Poor training performance (3.3% success rate) with pi0 model on locally downloaded official LIBERO dataset
I'm experiencing extremely poor performance when training the pi0 model using PyTorch with a locally downloaded version of the official LIBERO dataset. After training, the model achieves only ~3.3% success rate, which is far below expected performance:
My Personal Training Configuration: TrainConfig( name="pi0_lyh_libero_lora_official_full", model=pi0_config.Pi0Config(), # Data configuration data=LeRobotLiberoDataConfig( repo_id="/opt/liblibai-models/user-workspace2/dataset/libero_dataset", # local_files_only=True, # Using local dataset downloaded from physical_intelligence/libero base_config=DataConfig( prompt_from_task=True, # Load task descriptions from dataset's task field ), extra_delta_transform=True, # Additional transformations required for LIBERO ), # Load converted PyTorch base model weight_loader=weight_loaders.CheckpointWeightLoader( "/opt/liblibai-models/user-workspace2/users/lyh/model_checkpoint/pi0/pytorch/pi0_base_lora" ), # Training hyperparameters num_train_steps=50_000, batch_size=32, # Adjusted based on VRAM pytorch_training_precision="bfloat16", # or "float32" if encountering numerical issues
# LoRA specific settings
# freeze_filter=pi0_config.Pi0Config().get_freeze_filter(),
# Disable EMA (not needed for LoRA fine-tuning)
ema_decay=None,
# Optional: Enable gradient checkpointing to save VRAM
# gradient_checkpointing=True,
) Expected Behavior: The model should achieve success rates comparable to the official pi0 model performance on LIBERO tasks. Actual Behavior: Training results in only ~3.3% success rate, which suggests a fundamental issue with the training setup. Questions/Requests: Is there an issue with how I'm loading the locally downloaded dataset? Are there any critical configuration parameters missing or set incorrectly? Could the LoRA configuration be causing this poor performance? What is the expected success rate baseline for pi0 on LIBERO, and what training steps/configurations are recommended to achieve it? Any guidance on debugging this performance issue would be greatly appreciated.

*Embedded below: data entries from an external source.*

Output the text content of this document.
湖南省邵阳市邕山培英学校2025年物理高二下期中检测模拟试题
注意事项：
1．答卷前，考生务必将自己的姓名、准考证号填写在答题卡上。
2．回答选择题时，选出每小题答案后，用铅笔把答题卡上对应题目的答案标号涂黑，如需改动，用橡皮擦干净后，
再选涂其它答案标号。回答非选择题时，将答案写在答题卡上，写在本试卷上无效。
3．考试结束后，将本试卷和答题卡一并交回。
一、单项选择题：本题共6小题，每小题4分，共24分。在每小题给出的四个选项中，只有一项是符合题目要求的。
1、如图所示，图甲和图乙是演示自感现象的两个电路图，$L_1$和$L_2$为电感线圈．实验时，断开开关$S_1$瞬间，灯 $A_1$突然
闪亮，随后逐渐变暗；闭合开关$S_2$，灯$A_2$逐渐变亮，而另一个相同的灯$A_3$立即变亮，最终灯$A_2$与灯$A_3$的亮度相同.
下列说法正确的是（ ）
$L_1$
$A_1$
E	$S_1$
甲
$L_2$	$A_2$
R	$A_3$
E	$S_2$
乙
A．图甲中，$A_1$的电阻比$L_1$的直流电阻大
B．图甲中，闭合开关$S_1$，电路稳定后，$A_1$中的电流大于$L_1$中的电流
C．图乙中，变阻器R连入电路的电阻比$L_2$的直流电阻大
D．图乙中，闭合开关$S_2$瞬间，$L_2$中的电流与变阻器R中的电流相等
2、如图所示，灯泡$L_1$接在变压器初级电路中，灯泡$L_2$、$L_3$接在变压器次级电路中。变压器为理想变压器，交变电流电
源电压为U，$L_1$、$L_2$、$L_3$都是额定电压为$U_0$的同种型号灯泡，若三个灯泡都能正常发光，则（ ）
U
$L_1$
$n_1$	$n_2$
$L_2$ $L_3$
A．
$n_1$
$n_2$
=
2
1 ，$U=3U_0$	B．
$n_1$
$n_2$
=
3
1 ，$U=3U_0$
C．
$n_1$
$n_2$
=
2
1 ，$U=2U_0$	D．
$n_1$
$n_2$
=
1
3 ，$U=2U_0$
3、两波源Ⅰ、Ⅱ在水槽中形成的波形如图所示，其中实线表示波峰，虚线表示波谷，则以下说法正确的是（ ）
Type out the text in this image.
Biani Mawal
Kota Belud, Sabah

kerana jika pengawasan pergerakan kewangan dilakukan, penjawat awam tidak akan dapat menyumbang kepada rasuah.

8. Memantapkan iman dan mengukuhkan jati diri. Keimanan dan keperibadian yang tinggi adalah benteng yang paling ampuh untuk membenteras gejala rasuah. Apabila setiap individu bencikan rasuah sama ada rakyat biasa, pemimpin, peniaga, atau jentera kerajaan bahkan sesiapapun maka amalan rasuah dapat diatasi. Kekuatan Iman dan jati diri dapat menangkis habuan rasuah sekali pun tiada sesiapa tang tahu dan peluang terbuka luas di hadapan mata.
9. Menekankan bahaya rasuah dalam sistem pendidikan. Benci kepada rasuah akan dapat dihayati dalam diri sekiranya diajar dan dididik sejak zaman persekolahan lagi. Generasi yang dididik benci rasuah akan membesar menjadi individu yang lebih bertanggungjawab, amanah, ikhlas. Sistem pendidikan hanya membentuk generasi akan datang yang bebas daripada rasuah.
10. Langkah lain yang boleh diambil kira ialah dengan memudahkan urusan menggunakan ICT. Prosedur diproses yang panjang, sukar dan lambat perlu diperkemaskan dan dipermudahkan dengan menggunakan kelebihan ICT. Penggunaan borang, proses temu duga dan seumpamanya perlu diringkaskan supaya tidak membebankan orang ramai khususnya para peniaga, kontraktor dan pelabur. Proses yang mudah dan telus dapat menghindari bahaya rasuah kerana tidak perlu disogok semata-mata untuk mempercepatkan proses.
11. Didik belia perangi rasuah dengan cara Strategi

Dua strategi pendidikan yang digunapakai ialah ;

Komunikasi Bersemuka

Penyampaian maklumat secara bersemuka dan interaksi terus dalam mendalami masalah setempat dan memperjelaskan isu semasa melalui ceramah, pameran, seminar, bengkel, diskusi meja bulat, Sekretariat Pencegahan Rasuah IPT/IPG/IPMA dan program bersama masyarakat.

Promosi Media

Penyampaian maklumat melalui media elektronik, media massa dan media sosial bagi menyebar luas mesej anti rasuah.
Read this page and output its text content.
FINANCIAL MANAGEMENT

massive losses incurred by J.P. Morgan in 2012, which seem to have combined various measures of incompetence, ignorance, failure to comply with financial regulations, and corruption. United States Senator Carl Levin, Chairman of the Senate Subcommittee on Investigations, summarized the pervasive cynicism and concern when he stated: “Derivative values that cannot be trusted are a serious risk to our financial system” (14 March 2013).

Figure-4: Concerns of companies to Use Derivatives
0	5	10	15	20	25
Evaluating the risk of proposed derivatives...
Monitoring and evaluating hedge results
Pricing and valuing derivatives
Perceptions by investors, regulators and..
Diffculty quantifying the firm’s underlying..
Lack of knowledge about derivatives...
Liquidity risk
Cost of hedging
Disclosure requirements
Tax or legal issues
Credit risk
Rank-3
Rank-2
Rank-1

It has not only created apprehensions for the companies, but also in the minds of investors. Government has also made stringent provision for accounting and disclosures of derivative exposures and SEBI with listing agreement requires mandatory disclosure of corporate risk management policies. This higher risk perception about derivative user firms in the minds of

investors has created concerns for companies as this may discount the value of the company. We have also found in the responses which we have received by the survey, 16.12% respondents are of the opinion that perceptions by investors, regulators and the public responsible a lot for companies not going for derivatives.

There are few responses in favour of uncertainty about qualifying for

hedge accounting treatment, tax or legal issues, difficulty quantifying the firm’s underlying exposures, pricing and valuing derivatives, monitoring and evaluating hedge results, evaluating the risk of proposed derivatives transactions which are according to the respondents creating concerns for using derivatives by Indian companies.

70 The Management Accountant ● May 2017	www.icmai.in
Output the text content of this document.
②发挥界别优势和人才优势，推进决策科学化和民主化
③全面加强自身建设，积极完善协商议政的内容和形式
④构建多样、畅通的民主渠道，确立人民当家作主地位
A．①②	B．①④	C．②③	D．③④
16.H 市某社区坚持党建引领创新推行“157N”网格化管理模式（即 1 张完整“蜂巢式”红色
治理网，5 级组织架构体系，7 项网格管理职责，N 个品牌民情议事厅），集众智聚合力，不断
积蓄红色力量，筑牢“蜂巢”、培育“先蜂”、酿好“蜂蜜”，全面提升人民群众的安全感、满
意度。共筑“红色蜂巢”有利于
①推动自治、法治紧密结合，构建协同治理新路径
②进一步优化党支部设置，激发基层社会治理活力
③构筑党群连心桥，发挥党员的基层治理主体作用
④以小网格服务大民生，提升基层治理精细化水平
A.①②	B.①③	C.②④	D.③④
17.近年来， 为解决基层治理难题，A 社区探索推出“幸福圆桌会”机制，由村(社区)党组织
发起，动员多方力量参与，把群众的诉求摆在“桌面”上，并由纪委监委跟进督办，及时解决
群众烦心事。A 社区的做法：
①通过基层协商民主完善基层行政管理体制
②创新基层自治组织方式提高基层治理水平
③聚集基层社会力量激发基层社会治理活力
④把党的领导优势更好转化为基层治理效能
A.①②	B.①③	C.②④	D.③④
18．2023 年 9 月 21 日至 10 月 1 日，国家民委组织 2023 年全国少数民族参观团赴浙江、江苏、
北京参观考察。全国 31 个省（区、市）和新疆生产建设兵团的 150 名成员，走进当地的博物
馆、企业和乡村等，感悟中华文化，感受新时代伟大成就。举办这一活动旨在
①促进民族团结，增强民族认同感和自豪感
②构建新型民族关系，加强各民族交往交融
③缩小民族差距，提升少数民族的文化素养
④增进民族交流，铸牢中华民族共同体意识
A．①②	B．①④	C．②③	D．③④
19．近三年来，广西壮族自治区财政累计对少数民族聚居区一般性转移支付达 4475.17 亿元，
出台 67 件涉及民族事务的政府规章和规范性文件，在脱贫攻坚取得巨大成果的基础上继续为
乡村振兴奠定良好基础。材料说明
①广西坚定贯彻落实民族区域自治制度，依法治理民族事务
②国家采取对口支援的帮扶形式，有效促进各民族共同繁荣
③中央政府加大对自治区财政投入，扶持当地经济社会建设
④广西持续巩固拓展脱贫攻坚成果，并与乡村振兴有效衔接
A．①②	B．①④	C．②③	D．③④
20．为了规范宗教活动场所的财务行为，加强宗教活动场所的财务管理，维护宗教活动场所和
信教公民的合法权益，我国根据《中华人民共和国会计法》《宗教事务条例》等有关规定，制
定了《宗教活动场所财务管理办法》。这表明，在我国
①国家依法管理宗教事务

Same issue, but not 3.3%, pi05_libero pytorch gets much higher result than pi0_libero PyTorch
Same issue, but not 3.3%, pi05_libero pytorch gets much higher result than pi0_libero PyTorch
Have you tried fine-tuning pi0.5_pytorch on LIBERO tasks? Are you observing that both pi0_pytorch and pi0.5_pytorch models trained with train_pytorch achieve significantly lower performance compared to the numbers reported in the paper and the official JAX checkpoints? I'm curious whether this is a systemic issue with the entire pi model family's PyTorch pipeline, or if it's specifically a problem with the pi0_pytorch pipeline only.
My pi0.5_pytorch fine-tuning (batch size 16, 14k iterations) only reaches around 75% on LIBERO tasks. pi0_pytorch is even worse, only about 50%.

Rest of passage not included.